Publishing their findings in The Lancet, researchers from the HPTN 074 study enrolled 502 HIV-positive PWID between 18 and 60 years old in Indonesia, Ukraine and Vietnam. They also enrolled at least one HIV-negative individual with whom each HIV-positive participant partnered in the injection of drugs—806 such partners all told.
The HIV-positive participants were randomized to receive the standard of care or an additional intervention that included psychological counseling as well as guidance and support for navigating the health care system.
The participants were followed for one to two years. By the end of the follow-up period, 15 percent of the HIV-positive participants in the control group and 7 percent of those in the intervention group had died. This meant that the intervention was associated with a 53 percent reduction in the risk of death.

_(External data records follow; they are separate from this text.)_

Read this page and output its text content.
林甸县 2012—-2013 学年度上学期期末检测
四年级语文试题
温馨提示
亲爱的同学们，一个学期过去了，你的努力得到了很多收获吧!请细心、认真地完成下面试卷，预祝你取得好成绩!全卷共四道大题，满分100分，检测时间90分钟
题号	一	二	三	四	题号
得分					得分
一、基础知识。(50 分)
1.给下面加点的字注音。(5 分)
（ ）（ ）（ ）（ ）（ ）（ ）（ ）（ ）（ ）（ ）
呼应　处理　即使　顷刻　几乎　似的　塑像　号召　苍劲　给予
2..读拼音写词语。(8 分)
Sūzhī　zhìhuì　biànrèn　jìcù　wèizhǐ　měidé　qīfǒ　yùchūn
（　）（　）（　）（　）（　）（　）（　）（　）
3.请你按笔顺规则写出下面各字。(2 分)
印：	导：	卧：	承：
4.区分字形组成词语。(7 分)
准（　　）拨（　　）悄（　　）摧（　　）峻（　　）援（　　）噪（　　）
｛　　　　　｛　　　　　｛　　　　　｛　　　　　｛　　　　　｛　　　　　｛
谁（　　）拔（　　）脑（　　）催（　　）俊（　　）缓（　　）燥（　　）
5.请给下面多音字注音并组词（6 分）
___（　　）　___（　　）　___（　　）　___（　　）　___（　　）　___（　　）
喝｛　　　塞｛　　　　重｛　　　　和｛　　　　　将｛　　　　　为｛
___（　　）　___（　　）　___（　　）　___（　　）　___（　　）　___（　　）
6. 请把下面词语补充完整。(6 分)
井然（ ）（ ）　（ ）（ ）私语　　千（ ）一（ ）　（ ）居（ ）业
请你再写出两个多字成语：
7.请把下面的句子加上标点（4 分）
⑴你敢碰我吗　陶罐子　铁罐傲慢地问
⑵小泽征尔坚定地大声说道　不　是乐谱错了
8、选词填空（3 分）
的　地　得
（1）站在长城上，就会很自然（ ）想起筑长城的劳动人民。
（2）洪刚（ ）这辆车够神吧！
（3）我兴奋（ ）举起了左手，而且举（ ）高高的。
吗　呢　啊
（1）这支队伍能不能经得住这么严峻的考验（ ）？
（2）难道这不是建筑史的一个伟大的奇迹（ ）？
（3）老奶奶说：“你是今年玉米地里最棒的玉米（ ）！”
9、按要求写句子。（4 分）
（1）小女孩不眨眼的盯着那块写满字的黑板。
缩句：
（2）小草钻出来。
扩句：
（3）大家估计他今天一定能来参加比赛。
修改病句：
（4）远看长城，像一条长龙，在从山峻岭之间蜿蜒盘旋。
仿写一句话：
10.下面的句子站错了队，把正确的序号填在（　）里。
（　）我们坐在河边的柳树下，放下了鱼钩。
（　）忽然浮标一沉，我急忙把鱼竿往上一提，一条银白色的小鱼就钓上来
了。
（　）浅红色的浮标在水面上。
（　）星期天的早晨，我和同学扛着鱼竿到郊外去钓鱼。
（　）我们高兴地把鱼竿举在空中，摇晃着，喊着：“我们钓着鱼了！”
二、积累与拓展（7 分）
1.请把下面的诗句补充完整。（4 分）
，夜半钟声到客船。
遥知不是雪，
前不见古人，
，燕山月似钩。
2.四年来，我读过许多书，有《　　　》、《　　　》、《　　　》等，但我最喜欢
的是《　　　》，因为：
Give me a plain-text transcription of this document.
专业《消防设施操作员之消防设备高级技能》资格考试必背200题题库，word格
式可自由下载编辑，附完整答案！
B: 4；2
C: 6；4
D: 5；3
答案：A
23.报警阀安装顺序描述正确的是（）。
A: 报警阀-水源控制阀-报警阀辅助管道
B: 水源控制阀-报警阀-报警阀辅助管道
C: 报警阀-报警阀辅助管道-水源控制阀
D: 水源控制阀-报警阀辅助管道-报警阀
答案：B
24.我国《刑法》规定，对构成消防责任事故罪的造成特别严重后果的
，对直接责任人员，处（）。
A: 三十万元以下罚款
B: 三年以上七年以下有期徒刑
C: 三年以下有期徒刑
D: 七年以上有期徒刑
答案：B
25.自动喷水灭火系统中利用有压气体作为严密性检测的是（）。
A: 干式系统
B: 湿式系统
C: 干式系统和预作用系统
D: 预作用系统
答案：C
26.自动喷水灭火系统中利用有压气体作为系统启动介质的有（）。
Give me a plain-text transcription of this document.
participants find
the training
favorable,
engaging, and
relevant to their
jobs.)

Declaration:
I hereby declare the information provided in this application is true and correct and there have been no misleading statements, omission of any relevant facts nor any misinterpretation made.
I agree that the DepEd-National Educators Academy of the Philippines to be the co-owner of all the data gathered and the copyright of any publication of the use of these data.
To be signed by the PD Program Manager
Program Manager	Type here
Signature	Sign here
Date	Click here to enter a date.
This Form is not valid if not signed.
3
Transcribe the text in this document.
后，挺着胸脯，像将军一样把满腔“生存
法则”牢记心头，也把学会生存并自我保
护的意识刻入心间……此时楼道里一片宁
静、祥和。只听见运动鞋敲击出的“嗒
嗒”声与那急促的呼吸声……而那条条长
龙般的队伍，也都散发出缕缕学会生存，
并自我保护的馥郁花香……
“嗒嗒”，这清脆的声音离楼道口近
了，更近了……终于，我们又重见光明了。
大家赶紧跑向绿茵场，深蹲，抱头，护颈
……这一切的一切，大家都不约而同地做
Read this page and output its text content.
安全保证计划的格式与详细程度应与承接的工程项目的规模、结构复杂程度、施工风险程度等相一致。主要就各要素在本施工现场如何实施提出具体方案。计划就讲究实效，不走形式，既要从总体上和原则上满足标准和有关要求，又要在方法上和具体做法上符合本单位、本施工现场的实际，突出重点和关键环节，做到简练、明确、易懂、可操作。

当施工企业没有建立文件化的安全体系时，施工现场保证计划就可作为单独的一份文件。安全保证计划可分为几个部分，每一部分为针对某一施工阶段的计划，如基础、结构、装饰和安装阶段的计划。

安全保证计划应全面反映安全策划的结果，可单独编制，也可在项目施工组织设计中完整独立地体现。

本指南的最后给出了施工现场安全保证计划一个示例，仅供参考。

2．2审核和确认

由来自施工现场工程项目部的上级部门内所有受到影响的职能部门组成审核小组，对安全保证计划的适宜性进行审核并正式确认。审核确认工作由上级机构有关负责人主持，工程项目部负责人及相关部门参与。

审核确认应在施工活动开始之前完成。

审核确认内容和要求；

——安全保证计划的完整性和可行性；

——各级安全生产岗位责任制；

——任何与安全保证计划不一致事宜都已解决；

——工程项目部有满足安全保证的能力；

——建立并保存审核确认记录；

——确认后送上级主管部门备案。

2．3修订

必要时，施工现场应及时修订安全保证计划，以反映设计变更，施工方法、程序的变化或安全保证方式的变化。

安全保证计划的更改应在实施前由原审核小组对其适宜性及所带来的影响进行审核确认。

Twenty-six percent of the deaths among those with HIV were deemed clearly related to the virus, while 3 percent were a result of a drug overdose.
After one year of follow-up, among those with HIV, 41 percent of those who received the intervention had an undetectable viral load, compared with 24 percent of those in the control group. Also after one year, a respective 72 percent and 43 percent of those in the two study groups reported being in treatment for HIV. And a respective 41 percent and 25 percent of those in the two groups reported being in substance abuse treatment at the one-year mark.